Но Иларий, не успев прийти в себя от этого внезапного нападения, вдруг потрясённо уставился на дверь, потому что он увидел там такое, чего быть никак не могло: в проёме, испуганно глядя на него, стояла Дарина.
– Иларий! Ты меня слышишь? Пирог твой любимый, с мясом.
Урош, оказывается, не переставая, что-то говорил. С Илария стало сходить оцепенение, и сразу больно кольнула мысль: «Всё-таки Арн меня обманул». Как ни странно, но у него за всё это время ни разу не возникло сомнений в том, что со смертью Арна умерла и его дочь.
Дарина робко шагнула в камеру. Она не спускала глаз с Илария. Урош вспомнил наконец про неё и замолчал. Почувствовав в его молчании приглашение что-нибудь сказать, Дарина сглотнула и выдавила:
– Ты как тут?
– Нормально, – пожал плечами Иларий.
– Мы тебе поесть принесли.
– Спасибо.
– А спишь ты где? – не удержался Урош. – Прямо на полу?
– Здесь не гостиница, Урош, – грустно улыбнулся Иларий.

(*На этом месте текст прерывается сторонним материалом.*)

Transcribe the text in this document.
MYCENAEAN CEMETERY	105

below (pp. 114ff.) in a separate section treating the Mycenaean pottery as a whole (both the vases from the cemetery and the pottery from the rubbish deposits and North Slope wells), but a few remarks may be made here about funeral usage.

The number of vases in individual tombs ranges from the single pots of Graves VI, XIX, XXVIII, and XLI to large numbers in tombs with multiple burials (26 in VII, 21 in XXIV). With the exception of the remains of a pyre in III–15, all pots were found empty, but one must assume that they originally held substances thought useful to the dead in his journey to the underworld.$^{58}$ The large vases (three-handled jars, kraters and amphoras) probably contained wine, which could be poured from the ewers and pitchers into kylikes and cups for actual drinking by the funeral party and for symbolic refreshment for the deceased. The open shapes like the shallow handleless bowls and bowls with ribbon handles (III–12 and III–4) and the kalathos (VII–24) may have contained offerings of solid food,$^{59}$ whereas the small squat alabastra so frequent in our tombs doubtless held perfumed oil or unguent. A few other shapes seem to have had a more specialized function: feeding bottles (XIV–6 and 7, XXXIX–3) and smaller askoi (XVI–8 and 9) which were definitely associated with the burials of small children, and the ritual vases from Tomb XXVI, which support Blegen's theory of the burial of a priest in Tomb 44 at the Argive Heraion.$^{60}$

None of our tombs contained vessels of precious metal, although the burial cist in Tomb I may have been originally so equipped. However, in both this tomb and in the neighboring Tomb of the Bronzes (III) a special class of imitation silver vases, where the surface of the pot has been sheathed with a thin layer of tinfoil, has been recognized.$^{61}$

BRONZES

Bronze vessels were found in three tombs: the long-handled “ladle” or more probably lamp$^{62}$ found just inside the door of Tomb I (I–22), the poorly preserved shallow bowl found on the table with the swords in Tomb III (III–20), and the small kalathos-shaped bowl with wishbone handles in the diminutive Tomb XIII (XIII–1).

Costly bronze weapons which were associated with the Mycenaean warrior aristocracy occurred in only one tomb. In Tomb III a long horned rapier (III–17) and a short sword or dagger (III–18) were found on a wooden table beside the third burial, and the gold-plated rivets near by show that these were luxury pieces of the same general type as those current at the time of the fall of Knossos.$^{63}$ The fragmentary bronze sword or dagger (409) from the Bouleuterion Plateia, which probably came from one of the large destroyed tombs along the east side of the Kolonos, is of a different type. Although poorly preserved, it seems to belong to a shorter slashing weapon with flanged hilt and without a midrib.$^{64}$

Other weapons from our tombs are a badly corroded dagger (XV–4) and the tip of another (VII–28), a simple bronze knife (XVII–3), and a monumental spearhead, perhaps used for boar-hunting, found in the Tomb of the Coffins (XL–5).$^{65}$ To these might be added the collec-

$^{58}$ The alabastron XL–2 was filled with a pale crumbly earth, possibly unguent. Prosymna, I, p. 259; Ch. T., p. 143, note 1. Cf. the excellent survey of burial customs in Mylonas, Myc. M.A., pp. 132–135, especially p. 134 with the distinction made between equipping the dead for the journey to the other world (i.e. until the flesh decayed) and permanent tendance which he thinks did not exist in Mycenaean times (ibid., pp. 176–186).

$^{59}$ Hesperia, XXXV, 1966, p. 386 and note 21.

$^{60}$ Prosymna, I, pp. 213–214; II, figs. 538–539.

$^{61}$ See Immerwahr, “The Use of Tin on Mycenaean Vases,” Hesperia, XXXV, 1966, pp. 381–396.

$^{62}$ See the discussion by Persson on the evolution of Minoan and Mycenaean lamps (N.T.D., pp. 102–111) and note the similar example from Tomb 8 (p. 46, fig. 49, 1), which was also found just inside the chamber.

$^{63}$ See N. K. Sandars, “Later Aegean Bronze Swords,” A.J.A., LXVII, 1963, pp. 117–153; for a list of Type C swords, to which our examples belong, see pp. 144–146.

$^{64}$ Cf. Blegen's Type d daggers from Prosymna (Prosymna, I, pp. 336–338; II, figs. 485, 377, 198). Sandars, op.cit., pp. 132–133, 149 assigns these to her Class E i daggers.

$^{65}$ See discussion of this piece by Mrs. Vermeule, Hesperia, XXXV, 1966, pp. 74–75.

– Да-да, – убито закивал старый артист. – Вот плащ, потеплее будет.
– Вы как? Отец?
– У нас всё отлично, – Урош, казалось, вот-вот расплачется. – У Пармена теперь будет настоящий театр. Ему Король…
Он сделал неопределённый жест рукой и замолчал.
– Тебе что-нибудь нужно? – пришла ему на выручку Дарина.
– Ананасы, – Иларий снова попытался улыбнуться, – и эти… Как их…
– Устрицы, – чтобы сказать это, Дарине пришлось сделать над собой усилие. Но на улыбку сил уже не хватило.
– Вот. Точно. Здесь почему-то не подают.
Иларию, как ни странно, хотелось, чтобы они поскорее ушли. Глядя на Дарину, он вдруг отчетливо осознал, что не испытывает к ней никаких чувств, и внезапно понял, что вся его безумная любовь – это всего-навсего ловкий приворот. Каким он был ослом!
Дарина поёжилась под его взглядом, попыталась сохранить спокойствие, но не выдержала и стремительно выбежала камеры. Не попрощавшись. Ничего не объяснив.
Для чего она пришла сюда? Чтобы убедиться, что потеряла его? Могла бы и сама догадаться. Слёзы душили её.
Недоумевающий Урош нагнал её уже на улице. У него хватило такта ни о чём не спрашивать, хотя не удалось стереть с лица беспокойство. Он усадил девушку в карету, в которой они вместе прибыли – она, верная данному ему слову, заехала за ним, направляясь в тюрьму, – а сам отправился домой пешком.
Дарина, кажется, не заметила этого. Как не замечала ничего вокруг.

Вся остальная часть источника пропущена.